What everyone else has said is true. My personal recommendation however would be to get a Mac and then install Boot Camp, best of both worlds. Dont bother with Parallels or other VM software, it's inefficient and some of the shortcut keys still wont work properly.
As others have said, no possible way to use Mac Excel properly for any kind of financial analysis. I can't even make it through my finance classes at school with Mac Excel. It was a struggle towards the end of the semester, my MBP is getting old (three years now) and is too slow for any VMWare or Parallels.
Getting a MacBook Air for Christmas, throwing Windows 7 and Office on there so I don't have to spend my life in the lab at school when I have to do Excel.
I don't have any problems with Mac Word, don't use Mac Outlook, but Windows Excel and PPT shit on the Mac versions.
Does learning Excel for Mac/PC matter? (Originally Posted: 06/17/2015)
I'm starting the financial modeling package and was wondering if it would make a difference. I use a Mac, would it be worth developing the "muscle memory" for Mac if PCs are prevalent in industry?
Any Excel for Mac users out there?
Excel for mac can be done, however it is not the same as pc. It sucks.
yeah, I would recommend working on excel on a PC if your eventual goal is to get in the industry.. if you do not/cannot buy a windows computer right now but have a mac consider getting vmware fusion which basically lets your run a virtual windows machine as an application on your mac.. it's pretty neat.
macbook is good but if I were in the market today I would go for a surface.
Excel for PC is way easier to use and faster in my opinion.
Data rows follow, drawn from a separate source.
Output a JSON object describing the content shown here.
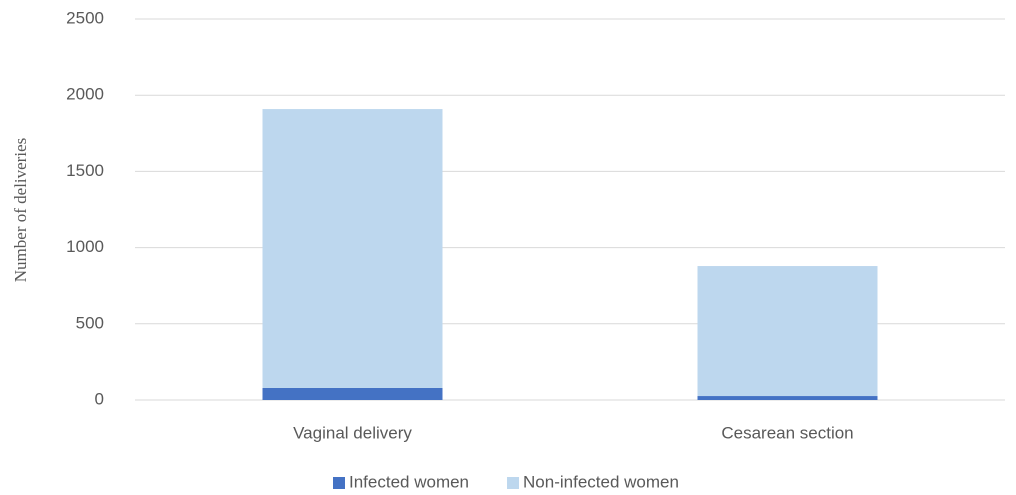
{
  "chart_data": {
    "type": "stacked_bar",
    "y_label": "Number of deliveries",
    "categories": [
      "Vaginal delivery",
      "Cesarean section"
    ],
    "series": [
      {
        "name": "Infected women",
        "color": "#4472c4",
        "values": [
          79,
          26
        ]
      },
      {
        "name": "Non-infected women",
        "color": "#bdd7ee",
        "values": [
          1830,
          853
        ]
      }
    ],
    "ylim": [
      0,
      2500
    ],
    "yticks": [
      0,
      500,
      1000,
      1500,
      2000,
      2500
    ],
    "grid": true,
    "legend": "bottom"
  }
}
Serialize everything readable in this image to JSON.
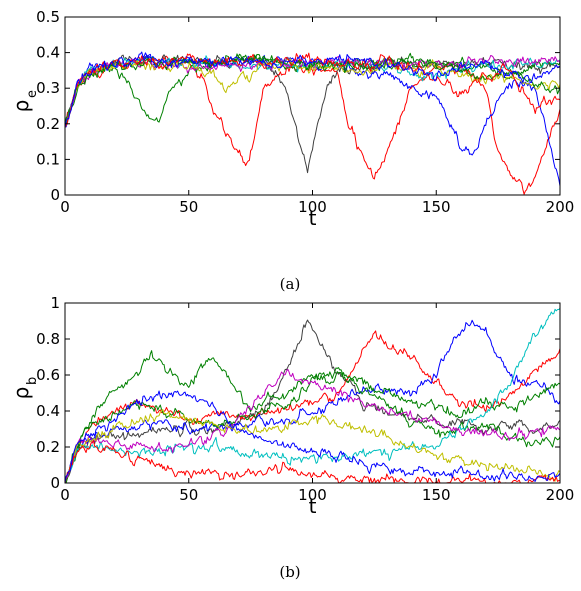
{
  "colors": {
    "blue": "#0000ff",
    "green": "#008000",
    "red": "#ff0000",
    "cyan": "#00bfbf",
    "magenta": "#bf00bf",
    "olive": "#bfbf00",
    "gray": "#404040"
  },
  "chart_data": [
    {
      "type": "line",
      "caption": "(a)",
      "xlabel": "t",
      "ylabel": "ρ",
      "ylabel_sub": "e",
      "xlim": [
        0,
        200
      ],
      "ylim": [
        0,
        0.5
      ],
      "xticks": [
        0,
        50,
        100,
        150,
        200
      ],
      "yticks": [
        0,
        0.1,
        0.2,
        0.3,
        0.4,
        0.5
      ],
      "ytick_labels": [
        "0",
        "0.1",
        "0.2",
        "0.3",
        "0.4",
        "0.5"
      ],
      "grid": false,
      "legend": "none",
      "series": [
        {
          "color": "red",
          "x": [
            0,
            5,
            10,
            20,
            30,
            40,
            50,
            55,
            60,
            65,
            70,
            73,
            76,
            80,
            90,
            100,
            110,
            115,
            120,
            125,
            130,
            140,
            150,
            160,
            170,
            175,
            180,
            185,
            190,
            195,
            200
          ],
          "y": [
            0.19,
            0.3,
            0.34,
            0.37,
            0.38,
            0.38,
            0.37,
            0.33,
            0.24,
            0.17,
            0.12,
            0.08,
            0.14,
            0.3,
            0.36,
            0.36,
            0.35,
            0.2,
            0.1,
            0.05,
            0.12,
            0.3,
            0.36,
            0.36,
            0.3,
            0.12,
            0.05,
            0.02,
            0.04,
            0.15,
            0.25
          ]
        },
        {
          "color": "gray",
          "x": [
            0,
            5,
            10,
            20,
            30,
            40,
            50,
            60,
            70,
            80,
            85,
            90,
            95,
            98,
            100,
            103,
            106,
            110,
            120,
            130,
            140,
            150,
            160,
            170,
            180,
            190,
            200
          ],
          "y": [
            0.19,
            0.3,
            0.35,
            0.37,
            0.38,
            0.38,
            0.38,
            0.37,
            0.37,
            0.37,
            0.34,
            0.28,
            0.14,
            0.07,
            0.13,
            0.22,
            0.3,
            0.34,
            0.36,
            0.37,
            0.37,
            0.36,
            0.37,
            0.37,
            0.36,
            0.36,
            0.37
          ]
        },
        {
          "color": "blue",
          "x": [
            0,
            5,
            10,
            20,
            30,
            40,
            50,
            60,
            70,
            80,
            90,
            100,
            110,
            120,
            130,
            140,
            150,
            155,
            160,
            165,
            170,
            180,
            190,
            195,
            200
          ],
          "y": [
            0.19,
            0.31,
            0.35,
            0.37,
            0.38,
            0.38,
            0.38,
            0.37,
            0.37,
            0.38,
            0.38,
            0.37,
            0.36,
            0.34,
            0.34,
            0.3,
            0.28,
            0.2,
            0.14,
            0.12,
            0.2,
            0.32,
            0.3,
            0.18,
            0.03
          ]
        },
        {
          "color": "green",
          "x": [
            0,
            5,
            10,
            20,
            25,
            30,
            35,
            38,
            42,
            50,
            60,
            70,
            80,
            90,
            100,
            110,
            120,
            130,
            140,
            150,
            160,
            170,
            180,
            190,
            200
          ],
          "y": [
            0.19,
            0.3,
            0.35,
            0.36,
            0.32,
            0.26,
            0.22,
            0.21,
            0.29,
            0.34,
            0.37,
            0.38,
            0.38,
            0.36,
            0.35,
            0.37,
            0.37,
            0.36,
            0.37,
            0.37,
            0.37,
            0.36,
            0.33,
            0.36,
            0.37
          ]
        },
        {
          "color": "cyan",
          "x": [
            0,
            5,
            10,
            20,
            30,
            40,
            50,
            60,
            70,
            80,
            90,
            100,
            110,
            120,
            130,
            140,
            150,
            160,
            170,
            180,
            190,
            200
          ],
          "y": [
            0.19,
            0.31,
            0.35,
            0.37,
            0.38,
            0.37,
            0.37,
            0.37,
            0.37,
            0.36,
            0.36,
            0.37,
            0.37,
            0.37,
            0.36,
            0.34,
            0.33,
            0.36,
            0.37,
            0.36,
            0.37,
            0.38
          ]
        },
        {
          "color": "magenta",
          "x": [
            0,
            5,
            10,
            20,
            30,
            40,
            50,
            60,
            70,
            80,
            90,
            100,
            110,
            120,
            130,
            140,
            150,
            160,
            170,
            180,
            190,
            200
          ],
          "y": [
            0.19,
            0.31,
            0.35,
            0.37,
            0.37,
            0.37,
            0.36,
            0.35,
            0.36,
            0.37,
            0.37,
            0.37,
            0.38,
            0.37,
            0.37,
            0.36,
            0.37,
            0.37,
            0.38,
            0.37,
            0.38,
            0.38
          ]
        },
        {
          "color": "olive",
          "x": [
            0,
            5,
            10,
            20,
            30,
            40,
            50,
            60,
            65,
            70,
            80,
            90,
            100,
            110,
            120,
            130,
            140,
            150,
            160,
            170,
            180,
            190,
            200
          ],
          "y": [
            0.19,
            0.31,
            0.34,
            0.36,
            0.37,
            0.36,
            0.37,
            0.33,
            0.3,
            0.32,
            0.36,
            0.37,
            0.36,
            0.36,
            0.35,
            0.37,
            0.35,
            0.36,
            0.34,
            0.32,
            0.33,
            0.3,
            0.32
          ]
        },
        {
          "color": "green",
          "x": [
            0,
            5,
            10,
            20,
            30,
            40,
            50,
            60,
            70,
            80,
            90,
            100,
            110,
            120,
            130,
            140,
            150,
            160,
            170,
            180,
            190,
            200
          ],
          "y": [
            0.19,
            0.3,
            0.34,
            0.36,
            0.37,
            0.37,
            0.37,
            0.38,
            0.38,
            0.38,
            0.37,
            0.37,
            0.36,
            0.36,
            0.37,
            0.38,
            0.37,
            0.35,
            0.33,
            0.34,
            0.31,
            0.3
          ]
        },
        {
          "color": "red",
          "x": [
            0,
            5,
            10,
            20,
            30,
            40,
            50,
            60,
            70,
            80,
            90,
            100,
            110,
            120,
            130,
            140,
            150,
            160,
            170,
            180,
            190,
            200
          ],
          "y": [
            0.19,
            0.31,
            0.35,
            0.37,
            0.38,
            0.37,
            0.38,
            0.37,
            0.37,
            0.38,
            0.38,
            0.38,
            0.37,
            0.36,
            0.37,
            0.36,
            0.33,
            0.28,
            0.34,
            0.35,
            0.25,
            0.27
          ]
        },
        {
          "color": "blue",
          "x": [
            0,
            5,
            10,
            20,
            30,
            40,
            50,
            60,
            70,
            80,
            90,
            100,
            110,
            120,
            130,
            140,
            150,
            160,
            170,
            180,
            190,
            200
          ],
          "y": [
            0.19,
            0.31,
            0.35,
            0.37,
            0.38,
            0.37,
            0.37,
            0.37,
            0.38,
            0.37,
            0.37,
            0.37,
            0.38,
            0.38,
            0.37,
            0.35,
            0.34,
            0.36,
            0.37,
            0.34,
            0.32,
            0.36
          ]
        }
      ]
    },
    {
      "type": "line",
      "caption": "(b)",
      "xlabel": "t",
      "ylabel": "ρ",
      "ylabel_sub": "b",
      "xlim": [
        0,
        200
      ],
      "ylim": [
        0,
        1
      ],
      "xticks": [
        0,
        50,
        100,
        150,
        200
      ],
      "yticks": [
        0,
        0.2,
        0.4,
        0.6,
        0.8,
        1
      ],
      "ytick_labels": [
        "0",
        "0.2",
        "0.4",
        "0.6",
        "0.8",
        "1"
      ],
      "grid": false,
      "legend": "none",
      "series": [
        {
          "color": "gray",
          "x": [
            0,
            5,
            10,
            20,
            30,
            40,
            50,
            60,
            70,
            80,
            85,
            90,
            95,
            98,
            100,
            103,
            106,
            110,
            115,
            120,
            130,
            140,
            150,
            160,
            170,
            180,
            190,
            200
          ],
          "y": [
            0,
            0.2,
            0.24,
            0.26,
            0.28,
            0.3,
            0.3,
            0.3,
            0.32,
            0.4,
            0.5,
            0.65,
            0.82,
            0.9,
            0.86,
            0.78,
            0.7,
            0.6,
            0.55,
            0.45,
            0.4,
            0.36,
            0.34,
            0.34,
            0.3,
            0.35,
            0.3,
            0.34
          ]
        },
        {
          "color": "red",
          "x": [
            0,
            5,
            10,
            20,
            30,
            40,
            50,
            60,
            70,
            80,
            90,
            100,
            110,
            115,
            120,
            125,
            130,
            140,
            150,
            160,
            170,
            180,
            190,
            200
          ],
          "y": [
            0,
            0.2,
            0.3,
            0.4,
            0.45,
            0.4,
            0.35,
            0.38,
            0.35,
            0.4,
            0.42,
            0.45,
            0.5,
            0.6,
            0.72,
            0.82,
            0.78,
            0.7,
            0.55,
            0.45,
            0.42,
            0.48,
            0.62,
            0.72
          ]
        },
        {
          "color": "blue",
          "x": [
            0,
            5,
            10,
            20,
            30,
            40,
            50,
            60,
            70,
            80,
            90,
            100,
            110,
            120,
            130,
            140,
            150,
            155,
            160,
            165,
            170,
            175,
            180,
            190,
            200
          ],
          "y": [
            0,
            0.2,
            0.25,
            0.3,
            0.32,
            0.35,
            0.3,
            0.3,
            0.32,
            0.34,
            0.35,
            0.4,
            0.45,
            0.5,
            0.52,
            0.5,
            0.6,
            0.75,
            0.85,
            0.88,
            0.84,
            0.7,
            0.6,
            0.55,
            0.45
          ]
        },
        {
          "color": "green",
          "x": [
            0,
            5,
            10,
            20,
            30,
            35,
            40,
            45,
            50,
            55,
            60,
            65,
            70,
            75,
            80,
            90,
            100,
            105,
            110,
            115,
            120,
            130,
            140,
            150,
            160,
            170,
            180,
            190,
            200
          ],
          "y": [
            0,
            0.2,
            0.35,
            0.52,
            0.62,
            0.7,
            0.65,
            0.58,
            0.55,
            0.64,
            0.7,
            0.6,
            0.5,
            0.42,
            0.45,
            0.5,
            0.6,
            0.55,
            0.62,
            0.6,
            0.52,
            0.45,
            0.35,
            0.28,
            0.3,
            0.32,
            0.24,
            0.22,
            0.25
          ]
        },
        {
          "color": "green",
          "x": [
            0,
            5,
            10,
            20,
            30,
            40,
            50,
            60,
            70,
            80,
            90,
            100,
            110,
            120,
            130,
            140,
            150,
            160,
            170,
            180,
            190,
            200
          ],
          "y": [
            0,
            0.22,
            0.3,
            0.38,
            0.44,
            0.4,
            0.36,
            0.33,
            0.35,
            0.4,
            0.45,
            0.58,
            0.62,
            0.55,
            0.5,
            0.44,
            0.42,
            0.38,
            0.44,
            0.4,
            0.48,
            0.56
          ]
        },
        {
          "color": "cyan",
          "x": [
            0,
            5,
            10,
            20,
            30,
            40,
            50,
            60,
            70,
            80,
            90,
            100,
            110,
            120,
            130,
            140,
            150,
            160,
            170,
            180,
            185,
            190,
            195,
            200
          ],
          "y": [
            0,
            0.18,
            0.2,
            0.18,
            0.16,
            0.18,
            0.2,
            0.2,
            0.18,
            0.16,
            0.14,
            0.15,
            0.14,
            0.15,
            0.18,
            0.2,
            0.22,
            0.3,
            0.4,
            0.55,
            0.72,
            0.82,
            0.9,
            0.98
          ]
        },
        {
          "color": "magenta",
          "x": [
            0,
            5,
            10,
            20,
            30,
            40,
            50,
            60,
            70,
            80,
            90,
            100,
            110,
            120,
            130,
            140,
            150,
            160,
            170,
            180,
            190,
            200
          ],
          "y": [
            0,
            0.2,
            0.24,
            0.22,
            0.2,
            0.2,
            0.22,
            0.25,
            0.35,
            0.5,
            0.6,
            0.55,
            0.5,
            0.45,
            0.4,
            0.38,
            0.33,
            0.3,
            0.28,
            0.25,
            0.28,
            0.3
          ]
        },
        {
          "color": "olive",
          "x": [
            0,
            5,
            10,
            20,
            30,
            40,
            50,
            60,
            70,
            80,
            90,
            100,
            110,
            120,
            130,
            140,
            150,
            160,
            170,
            180,
            190,
            200
          ],
          "y": [
            0,
            0.2,
            0.25,
            0.3,
            0.35,
            0.38,
            0.35,
            0.32,
            0.28,
            0.3,
            0.32,
            0.35,
            0.33,
            0.3,
            0.25,
            0.2,
            0.15,
            0.12,
            0.1,
            0.08,
            0.06,
            0.04
          ]
        },
        {
          "color": "red",
          "x": [
            0,
            5,
            10,
            20,
            30,
            40,
            50,
            60,
            70,
            80,
            90,
            100,
            110,
            120,
            130,
            140,
            150,
            160,
            170,
            180,
            190,
            200
          ],
          "y": [
            0,
            0.18,
            0.2,
            0.16,
            0.12,
            0.08,
            0.06,
            0.05,
            0.04,
            0.06,
            0.08,
            0.05,
            0.03,
            0.02,
            0.02,
            0.01,
            0.01,
            0.01,
            0.01,
            0.01,
            0.01,
            0.01
          ]
        },
        {
          "color": "blue",
          "x": [
            0,
            5,
            10,
            20,
            30,
            40,
            50,
            60,
            70,
            80,
            90,
            100,
            110,
            120,
            130,
            140,
            150,
            160,
            170,
            180,
            190,
            200
          ],
          "y": [
            0,
            0.22,
            0.28,
            0.35,
            0.45,
            0.5,
            0.48,
            0.42,
            0.3,
            0.25,
            0.2,
            0.18,
            0.15,
            0.1,
            0.08,
            0.06,
            0.05,
            0.04,
            0.04,
            0.03,
            0.03,
            0.03
          ]
        }
      ]
    }
  ]
}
Excel for mac is just not the same. Have a mac and used "numbers" and the Microsoft "Excel" but you are faster with a Windows computer. In the industry, you need to know how to use excel on a windows computer. It would be a waste of time to get used to the different shortcuts and the unpractical handling.
If you HAVE to run Excel on a Mac, run Windows Excel through bootcamp or something, not Mac Excel.
I'm a mac user and fan but you should learn excel on a PC. Just get something that allows you to run a virtual PC like Parallels.
absolutely agree that excel on mac is not the same, but starting with Office 2016 (to be released sometimes this year), the mac and pc version will be exactly the same so going forward, I think you'll see a lot more people using mac
nice......
The only thing that would not be different (I believe) is if you are learning Visual Basic for Applications. The coding language should still be the same, but I agree with other users for everything else.
Absolutely, 100%, no questions asked use a PC. I am an avid Apple and Mac user in my personal life, but it is almost impossible to use excel on a Mac compared to a PC. They are surprisingly different.
Mac Excel is just incomparable to the real thing. Mastering Excel on a PC is a great investment to smoothly transition into many finance fields.